Autonomous mobile robots must operate with limited sensor horizons in unpredictable environments. To do so, they use a receding-horizon strategy to plan trajectories, by executing a short plan while creating the next plan. However, creating safe, dynamically-feasible trajectories in real time is challenging; and, planners must ensure that they are persistently feasible, meaning that a new trajectory is always available before the previous one has finished executing. Existing approaches make a tradeoff between model complexity and planning speed, which can require sacrificing guarantees of safety and dynamic feasibility. This work presents the Reachability-based Trajectory Design (RTD) method for trajectory planning. RTD begins with an offline Forward Reachable Set (FRS) computation of a robot's motion while it tracks parameterized trajectories; the FRS also provably bounds tracking error.
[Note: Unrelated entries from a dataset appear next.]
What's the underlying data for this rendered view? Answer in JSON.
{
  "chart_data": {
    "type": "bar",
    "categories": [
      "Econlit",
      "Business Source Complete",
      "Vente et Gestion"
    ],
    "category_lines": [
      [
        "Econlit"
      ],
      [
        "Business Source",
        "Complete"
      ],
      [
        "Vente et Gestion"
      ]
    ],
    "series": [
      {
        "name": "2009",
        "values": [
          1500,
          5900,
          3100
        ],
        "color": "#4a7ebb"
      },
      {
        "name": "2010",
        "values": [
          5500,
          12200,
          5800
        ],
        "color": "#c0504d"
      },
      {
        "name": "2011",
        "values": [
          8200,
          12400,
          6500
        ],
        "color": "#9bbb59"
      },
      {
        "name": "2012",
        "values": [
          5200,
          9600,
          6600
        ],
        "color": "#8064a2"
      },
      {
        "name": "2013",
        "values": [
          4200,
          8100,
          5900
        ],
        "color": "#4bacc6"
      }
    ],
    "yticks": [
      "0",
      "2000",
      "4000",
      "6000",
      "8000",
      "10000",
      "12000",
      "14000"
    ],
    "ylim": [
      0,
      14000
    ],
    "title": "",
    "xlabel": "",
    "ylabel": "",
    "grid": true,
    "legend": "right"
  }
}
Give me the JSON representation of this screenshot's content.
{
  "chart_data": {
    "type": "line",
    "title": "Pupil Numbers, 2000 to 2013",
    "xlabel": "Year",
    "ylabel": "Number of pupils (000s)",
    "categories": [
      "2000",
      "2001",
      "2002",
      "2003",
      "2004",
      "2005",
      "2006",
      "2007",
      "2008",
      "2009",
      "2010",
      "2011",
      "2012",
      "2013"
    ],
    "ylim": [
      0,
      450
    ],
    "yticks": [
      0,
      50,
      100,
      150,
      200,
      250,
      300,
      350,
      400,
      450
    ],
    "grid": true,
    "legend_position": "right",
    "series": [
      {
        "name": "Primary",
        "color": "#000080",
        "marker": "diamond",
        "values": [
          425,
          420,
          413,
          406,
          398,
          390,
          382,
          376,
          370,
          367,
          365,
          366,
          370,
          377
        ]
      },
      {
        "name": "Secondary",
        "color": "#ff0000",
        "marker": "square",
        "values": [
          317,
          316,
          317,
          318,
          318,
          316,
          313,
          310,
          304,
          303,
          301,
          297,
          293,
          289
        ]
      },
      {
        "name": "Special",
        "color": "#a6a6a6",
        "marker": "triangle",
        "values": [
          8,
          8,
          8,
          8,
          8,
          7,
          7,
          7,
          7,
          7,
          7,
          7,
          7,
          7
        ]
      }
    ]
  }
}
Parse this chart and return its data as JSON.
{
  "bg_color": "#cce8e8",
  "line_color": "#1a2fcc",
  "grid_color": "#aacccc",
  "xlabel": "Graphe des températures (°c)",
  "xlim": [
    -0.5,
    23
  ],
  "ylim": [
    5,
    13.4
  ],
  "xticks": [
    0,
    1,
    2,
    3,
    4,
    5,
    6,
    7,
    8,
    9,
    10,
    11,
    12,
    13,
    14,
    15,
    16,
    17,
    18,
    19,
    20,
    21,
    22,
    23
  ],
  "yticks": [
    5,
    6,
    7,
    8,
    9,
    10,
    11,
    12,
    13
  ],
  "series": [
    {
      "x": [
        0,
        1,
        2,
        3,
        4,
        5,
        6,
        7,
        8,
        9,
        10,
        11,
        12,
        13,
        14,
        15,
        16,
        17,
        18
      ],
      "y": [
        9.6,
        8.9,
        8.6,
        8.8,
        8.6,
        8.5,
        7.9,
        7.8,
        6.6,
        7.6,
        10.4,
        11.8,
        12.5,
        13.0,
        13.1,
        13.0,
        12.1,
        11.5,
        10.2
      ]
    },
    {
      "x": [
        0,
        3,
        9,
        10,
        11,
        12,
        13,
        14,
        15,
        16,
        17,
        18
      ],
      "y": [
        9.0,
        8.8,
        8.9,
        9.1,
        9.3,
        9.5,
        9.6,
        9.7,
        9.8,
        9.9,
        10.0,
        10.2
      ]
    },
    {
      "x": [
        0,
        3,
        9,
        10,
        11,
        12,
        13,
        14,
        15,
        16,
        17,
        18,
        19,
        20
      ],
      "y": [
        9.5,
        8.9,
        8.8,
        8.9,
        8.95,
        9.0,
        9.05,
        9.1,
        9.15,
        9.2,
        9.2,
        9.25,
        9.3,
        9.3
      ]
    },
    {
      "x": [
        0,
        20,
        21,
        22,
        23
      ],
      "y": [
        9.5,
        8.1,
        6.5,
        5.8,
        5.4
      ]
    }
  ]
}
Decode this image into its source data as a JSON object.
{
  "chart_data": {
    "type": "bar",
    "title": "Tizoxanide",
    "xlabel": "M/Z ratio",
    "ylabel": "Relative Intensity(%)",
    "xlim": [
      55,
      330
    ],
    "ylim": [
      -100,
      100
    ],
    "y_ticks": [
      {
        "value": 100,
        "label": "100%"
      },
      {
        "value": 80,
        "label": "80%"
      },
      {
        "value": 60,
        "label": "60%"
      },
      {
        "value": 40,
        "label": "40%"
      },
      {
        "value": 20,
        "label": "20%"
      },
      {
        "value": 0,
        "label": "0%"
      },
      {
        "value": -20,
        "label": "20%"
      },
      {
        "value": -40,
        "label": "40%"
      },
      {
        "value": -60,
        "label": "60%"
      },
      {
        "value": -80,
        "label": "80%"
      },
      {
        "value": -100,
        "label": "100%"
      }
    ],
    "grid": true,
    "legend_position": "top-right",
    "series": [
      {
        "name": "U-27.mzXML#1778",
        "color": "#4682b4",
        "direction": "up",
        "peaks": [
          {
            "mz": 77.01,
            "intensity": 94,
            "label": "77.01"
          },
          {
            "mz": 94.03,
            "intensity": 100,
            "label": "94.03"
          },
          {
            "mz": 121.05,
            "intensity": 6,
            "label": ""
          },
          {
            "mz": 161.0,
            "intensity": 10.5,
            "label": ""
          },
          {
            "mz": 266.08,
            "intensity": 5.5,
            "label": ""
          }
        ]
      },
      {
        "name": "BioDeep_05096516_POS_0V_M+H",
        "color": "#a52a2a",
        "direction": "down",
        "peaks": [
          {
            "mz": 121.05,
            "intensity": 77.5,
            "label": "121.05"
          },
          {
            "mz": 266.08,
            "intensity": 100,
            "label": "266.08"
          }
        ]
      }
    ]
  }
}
At runtime, the FRS is used to map obstacles to the space of parameterized trajectories, which allows RTD to select a safe trajectory at every planning iteration. RTD prescribes a method of representing obstacles to ensure that these constraints can be created and evaluated in real time while maintaining provable safety. Persistent feasibility is achieved by prescribing a minimum duration of planned trajectories, and a minimum sensor horizon. A system decomposition approach is used to increase the dimension of the parameterized trajectories in the FRS, allowing for RTD to create more complex plans at runtime. RTD is compared in simulation with Rapidly-exploring Random Trees (RRT) and Nonlinear Model-Predictive Control (NMPC). RTD is also demonstrated on two hardware platforms in randomly-crafted environments: a differential-drive Segway, and a car-like Rover. The proposed method is shown as safe and persistently feasible across thousands of simulations and dozens of hardware demos.